Use the various properties of exponential and logarithmic functions to evaluate the expressions in parts (a)–(c). Given ƒ(x) = log_2 x, find ƒ(2^(2 log_2 2))

Exponential functions are mathematical expressions in the form f(x) = a^x, where 'a' is a positive constant and 'x' is the exponent. These functions exhibit rapid growth or decay and are characterized by their base. Understanding how to manipulate and evaluate exponential expressions is crucial for solving problems involving logarithms.

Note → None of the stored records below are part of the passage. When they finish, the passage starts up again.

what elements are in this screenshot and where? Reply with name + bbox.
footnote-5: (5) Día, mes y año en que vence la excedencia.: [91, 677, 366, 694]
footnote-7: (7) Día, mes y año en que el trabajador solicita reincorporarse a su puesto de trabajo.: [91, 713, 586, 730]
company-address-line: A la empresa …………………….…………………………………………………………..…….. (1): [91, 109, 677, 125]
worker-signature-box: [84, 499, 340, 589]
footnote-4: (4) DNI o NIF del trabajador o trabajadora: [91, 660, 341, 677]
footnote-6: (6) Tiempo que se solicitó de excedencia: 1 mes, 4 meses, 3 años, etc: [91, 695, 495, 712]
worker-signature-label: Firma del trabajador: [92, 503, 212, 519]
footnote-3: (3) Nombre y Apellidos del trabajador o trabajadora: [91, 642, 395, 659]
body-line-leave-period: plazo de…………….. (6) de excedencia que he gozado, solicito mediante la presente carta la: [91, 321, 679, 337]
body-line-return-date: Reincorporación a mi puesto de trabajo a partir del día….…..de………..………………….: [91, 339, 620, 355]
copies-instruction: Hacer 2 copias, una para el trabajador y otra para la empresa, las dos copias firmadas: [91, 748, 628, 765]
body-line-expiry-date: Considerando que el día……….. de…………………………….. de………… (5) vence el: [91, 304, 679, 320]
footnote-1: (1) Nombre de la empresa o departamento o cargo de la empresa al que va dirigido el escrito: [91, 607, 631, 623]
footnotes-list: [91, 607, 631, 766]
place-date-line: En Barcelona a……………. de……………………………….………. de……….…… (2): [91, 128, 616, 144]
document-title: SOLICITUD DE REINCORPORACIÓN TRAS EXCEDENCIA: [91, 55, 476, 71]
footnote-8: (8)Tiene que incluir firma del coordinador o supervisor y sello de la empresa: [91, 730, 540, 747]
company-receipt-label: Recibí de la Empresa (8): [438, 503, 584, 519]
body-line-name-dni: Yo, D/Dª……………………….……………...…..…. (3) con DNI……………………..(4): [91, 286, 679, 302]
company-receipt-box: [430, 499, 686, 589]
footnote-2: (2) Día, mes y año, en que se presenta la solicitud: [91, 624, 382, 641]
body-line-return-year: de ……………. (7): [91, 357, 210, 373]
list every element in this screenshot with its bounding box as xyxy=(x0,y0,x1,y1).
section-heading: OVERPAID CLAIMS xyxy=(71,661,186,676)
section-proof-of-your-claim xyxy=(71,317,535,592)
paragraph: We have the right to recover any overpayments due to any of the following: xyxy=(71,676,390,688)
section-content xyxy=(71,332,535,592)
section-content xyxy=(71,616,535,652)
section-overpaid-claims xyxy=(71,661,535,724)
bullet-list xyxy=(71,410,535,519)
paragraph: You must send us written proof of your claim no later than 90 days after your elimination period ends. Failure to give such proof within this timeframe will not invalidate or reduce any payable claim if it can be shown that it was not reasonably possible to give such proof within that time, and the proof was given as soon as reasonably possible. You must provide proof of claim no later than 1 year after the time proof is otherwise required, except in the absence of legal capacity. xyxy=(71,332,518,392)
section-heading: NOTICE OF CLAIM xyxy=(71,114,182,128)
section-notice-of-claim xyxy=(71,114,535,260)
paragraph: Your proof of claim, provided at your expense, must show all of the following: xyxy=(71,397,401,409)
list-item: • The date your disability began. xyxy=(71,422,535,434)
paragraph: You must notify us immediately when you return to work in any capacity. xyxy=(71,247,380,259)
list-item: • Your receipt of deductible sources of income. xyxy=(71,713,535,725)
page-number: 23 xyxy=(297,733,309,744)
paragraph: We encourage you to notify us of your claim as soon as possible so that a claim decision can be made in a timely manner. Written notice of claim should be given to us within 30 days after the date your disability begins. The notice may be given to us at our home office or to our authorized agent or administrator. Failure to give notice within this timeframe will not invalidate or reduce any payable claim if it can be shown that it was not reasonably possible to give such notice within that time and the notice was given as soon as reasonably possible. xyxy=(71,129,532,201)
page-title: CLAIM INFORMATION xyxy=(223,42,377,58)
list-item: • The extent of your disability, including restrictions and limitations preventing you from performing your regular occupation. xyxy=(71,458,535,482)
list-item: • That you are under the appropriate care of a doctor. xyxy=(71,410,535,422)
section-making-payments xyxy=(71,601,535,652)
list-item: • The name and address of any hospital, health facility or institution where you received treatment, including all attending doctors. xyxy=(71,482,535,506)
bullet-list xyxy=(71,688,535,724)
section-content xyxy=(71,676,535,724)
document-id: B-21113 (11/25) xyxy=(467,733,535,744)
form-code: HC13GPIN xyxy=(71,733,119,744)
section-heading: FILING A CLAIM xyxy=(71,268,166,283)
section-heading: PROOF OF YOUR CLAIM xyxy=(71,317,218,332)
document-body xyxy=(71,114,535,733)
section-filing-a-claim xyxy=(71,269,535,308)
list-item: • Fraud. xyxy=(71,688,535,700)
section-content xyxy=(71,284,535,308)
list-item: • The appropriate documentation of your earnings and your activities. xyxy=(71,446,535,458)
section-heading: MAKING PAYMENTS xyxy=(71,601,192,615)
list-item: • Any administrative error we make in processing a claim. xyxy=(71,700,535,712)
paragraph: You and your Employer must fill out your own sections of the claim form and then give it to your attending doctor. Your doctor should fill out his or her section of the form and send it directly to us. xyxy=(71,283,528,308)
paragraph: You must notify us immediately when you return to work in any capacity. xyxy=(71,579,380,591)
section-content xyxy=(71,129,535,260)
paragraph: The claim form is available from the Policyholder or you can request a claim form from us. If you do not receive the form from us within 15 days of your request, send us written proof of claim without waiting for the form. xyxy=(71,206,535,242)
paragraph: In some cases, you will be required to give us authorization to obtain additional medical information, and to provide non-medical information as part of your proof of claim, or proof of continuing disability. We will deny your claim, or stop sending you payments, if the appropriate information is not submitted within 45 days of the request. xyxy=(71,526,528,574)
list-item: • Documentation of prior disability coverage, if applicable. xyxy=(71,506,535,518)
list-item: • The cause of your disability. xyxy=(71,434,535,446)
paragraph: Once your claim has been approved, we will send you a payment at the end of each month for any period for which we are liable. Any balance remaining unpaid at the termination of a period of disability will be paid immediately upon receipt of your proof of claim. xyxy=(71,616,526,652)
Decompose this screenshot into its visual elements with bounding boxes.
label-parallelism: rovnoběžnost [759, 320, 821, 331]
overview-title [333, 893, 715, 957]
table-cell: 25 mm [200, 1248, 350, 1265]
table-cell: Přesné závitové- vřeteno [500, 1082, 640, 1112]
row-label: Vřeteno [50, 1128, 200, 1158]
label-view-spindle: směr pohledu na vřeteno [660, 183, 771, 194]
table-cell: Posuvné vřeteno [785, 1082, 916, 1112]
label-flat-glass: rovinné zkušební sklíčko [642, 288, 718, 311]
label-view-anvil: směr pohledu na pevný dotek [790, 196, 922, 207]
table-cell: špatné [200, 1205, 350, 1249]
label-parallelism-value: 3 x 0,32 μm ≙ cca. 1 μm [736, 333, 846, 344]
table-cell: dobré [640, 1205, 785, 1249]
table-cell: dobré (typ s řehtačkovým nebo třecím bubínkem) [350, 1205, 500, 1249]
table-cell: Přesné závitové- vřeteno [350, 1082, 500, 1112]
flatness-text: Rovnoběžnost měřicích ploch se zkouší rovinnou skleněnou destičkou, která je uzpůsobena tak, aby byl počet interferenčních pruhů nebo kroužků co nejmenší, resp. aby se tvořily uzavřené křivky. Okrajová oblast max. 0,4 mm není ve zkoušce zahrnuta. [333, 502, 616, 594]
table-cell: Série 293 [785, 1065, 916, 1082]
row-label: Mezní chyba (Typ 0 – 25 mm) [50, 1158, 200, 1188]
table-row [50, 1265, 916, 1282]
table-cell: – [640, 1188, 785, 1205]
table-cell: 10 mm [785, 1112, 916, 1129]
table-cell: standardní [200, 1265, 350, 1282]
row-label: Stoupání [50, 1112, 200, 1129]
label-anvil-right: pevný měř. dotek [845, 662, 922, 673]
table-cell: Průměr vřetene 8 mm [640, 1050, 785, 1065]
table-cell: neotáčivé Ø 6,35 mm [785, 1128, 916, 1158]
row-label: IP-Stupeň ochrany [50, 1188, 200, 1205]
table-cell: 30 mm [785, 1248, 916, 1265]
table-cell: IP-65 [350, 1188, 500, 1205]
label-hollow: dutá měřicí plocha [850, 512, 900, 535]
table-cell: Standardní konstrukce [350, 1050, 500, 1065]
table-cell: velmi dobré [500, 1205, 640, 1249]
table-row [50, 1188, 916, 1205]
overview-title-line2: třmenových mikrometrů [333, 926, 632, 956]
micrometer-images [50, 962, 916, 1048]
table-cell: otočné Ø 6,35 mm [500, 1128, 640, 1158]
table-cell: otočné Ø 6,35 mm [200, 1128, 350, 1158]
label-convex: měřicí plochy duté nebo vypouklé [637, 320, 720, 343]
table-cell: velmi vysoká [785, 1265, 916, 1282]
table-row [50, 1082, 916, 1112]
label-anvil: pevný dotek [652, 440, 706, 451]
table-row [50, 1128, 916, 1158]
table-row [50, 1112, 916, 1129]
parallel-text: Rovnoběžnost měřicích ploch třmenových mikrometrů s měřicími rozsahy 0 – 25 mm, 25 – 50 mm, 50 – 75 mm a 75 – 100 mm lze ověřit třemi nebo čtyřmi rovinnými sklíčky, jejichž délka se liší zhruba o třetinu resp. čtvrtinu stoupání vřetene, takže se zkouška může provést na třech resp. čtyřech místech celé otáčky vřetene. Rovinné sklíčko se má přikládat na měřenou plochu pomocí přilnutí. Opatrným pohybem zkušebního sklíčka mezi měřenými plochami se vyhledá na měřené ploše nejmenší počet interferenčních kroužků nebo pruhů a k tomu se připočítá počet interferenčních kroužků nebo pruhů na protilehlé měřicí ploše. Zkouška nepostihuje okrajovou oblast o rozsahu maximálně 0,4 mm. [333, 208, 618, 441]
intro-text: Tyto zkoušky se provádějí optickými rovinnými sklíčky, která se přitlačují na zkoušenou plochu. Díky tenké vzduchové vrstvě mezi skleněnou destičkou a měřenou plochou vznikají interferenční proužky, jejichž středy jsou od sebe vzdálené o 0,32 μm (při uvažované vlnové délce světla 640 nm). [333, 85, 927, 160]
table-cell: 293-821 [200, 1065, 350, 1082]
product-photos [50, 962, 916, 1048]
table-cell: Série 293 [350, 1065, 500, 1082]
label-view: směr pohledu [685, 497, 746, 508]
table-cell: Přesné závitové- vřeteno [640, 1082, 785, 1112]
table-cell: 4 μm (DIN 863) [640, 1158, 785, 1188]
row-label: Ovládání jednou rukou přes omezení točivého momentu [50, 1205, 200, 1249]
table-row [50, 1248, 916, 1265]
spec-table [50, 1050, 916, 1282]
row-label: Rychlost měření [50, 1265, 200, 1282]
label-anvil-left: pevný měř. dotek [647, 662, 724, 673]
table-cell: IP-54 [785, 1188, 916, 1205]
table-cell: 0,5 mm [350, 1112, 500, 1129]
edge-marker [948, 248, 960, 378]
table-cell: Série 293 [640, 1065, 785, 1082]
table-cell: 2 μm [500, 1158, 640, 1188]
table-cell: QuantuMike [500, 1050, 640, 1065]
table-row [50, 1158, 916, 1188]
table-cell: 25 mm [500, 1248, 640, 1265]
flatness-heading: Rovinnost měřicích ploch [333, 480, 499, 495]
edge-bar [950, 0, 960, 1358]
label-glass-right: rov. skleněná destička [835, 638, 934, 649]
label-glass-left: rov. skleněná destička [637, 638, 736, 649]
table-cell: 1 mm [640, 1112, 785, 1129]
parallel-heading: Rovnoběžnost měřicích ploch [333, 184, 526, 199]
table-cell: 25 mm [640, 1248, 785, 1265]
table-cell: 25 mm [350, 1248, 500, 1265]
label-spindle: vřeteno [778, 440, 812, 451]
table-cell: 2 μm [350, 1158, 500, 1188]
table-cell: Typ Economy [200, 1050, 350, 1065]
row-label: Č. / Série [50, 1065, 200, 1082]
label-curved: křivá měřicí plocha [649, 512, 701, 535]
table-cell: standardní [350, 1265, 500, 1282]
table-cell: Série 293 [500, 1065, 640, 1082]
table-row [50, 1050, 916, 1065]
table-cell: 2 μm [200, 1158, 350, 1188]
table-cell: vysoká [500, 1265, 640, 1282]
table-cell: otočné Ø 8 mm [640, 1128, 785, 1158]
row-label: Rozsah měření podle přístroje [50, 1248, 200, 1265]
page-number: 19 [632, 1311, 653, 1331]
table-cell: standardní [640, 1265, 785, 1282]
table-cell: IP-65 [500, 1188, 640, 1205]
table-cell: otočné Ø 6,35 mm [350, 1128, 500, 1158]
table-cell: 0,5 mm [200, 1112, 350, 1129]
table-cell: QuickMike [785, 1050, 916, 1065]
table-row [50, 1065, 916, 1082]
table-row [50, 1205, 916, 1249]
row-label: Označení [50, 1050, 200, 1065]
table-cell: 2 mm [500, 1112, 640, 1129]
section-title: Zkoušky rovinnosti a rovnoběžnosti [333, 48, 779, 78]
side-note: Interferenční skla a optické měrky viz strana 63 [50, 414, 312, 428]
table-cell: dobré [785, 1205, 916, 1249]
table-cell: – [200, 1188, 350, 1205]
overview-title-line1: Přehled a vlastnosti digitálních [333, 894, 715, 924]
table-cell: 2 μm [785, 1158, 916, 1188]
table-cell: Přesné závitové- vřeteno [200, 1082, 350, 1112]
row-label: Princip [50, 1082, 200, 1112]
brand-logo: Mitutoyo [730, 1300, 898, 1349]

Logarithmic functions are the inverse of exponential functions, expressed as f(x) = log_a(x), where 'a' is the base. They answer the question of what exponent 'b' is needed for a given base 'a' to produce 'x'. Familiarity with properties of logarithms, such as the product, quotient, and power rules, is essential for simplifying and evaluating logarithmic expressions.

The properties of logarithms include rules that simplify the manipulation of logarithmic expressions. Key properties include the product rule (log_a(bc) = log_a(b) + log_a(c)), the quotient rule (log_a(b/c) = log_a(b) - log_a(c)), and the power rule (log_a(b^c) = c * log_a(b)). These properties are vital for evaluating complex logarithmic expressions and solving equations involving logarithms.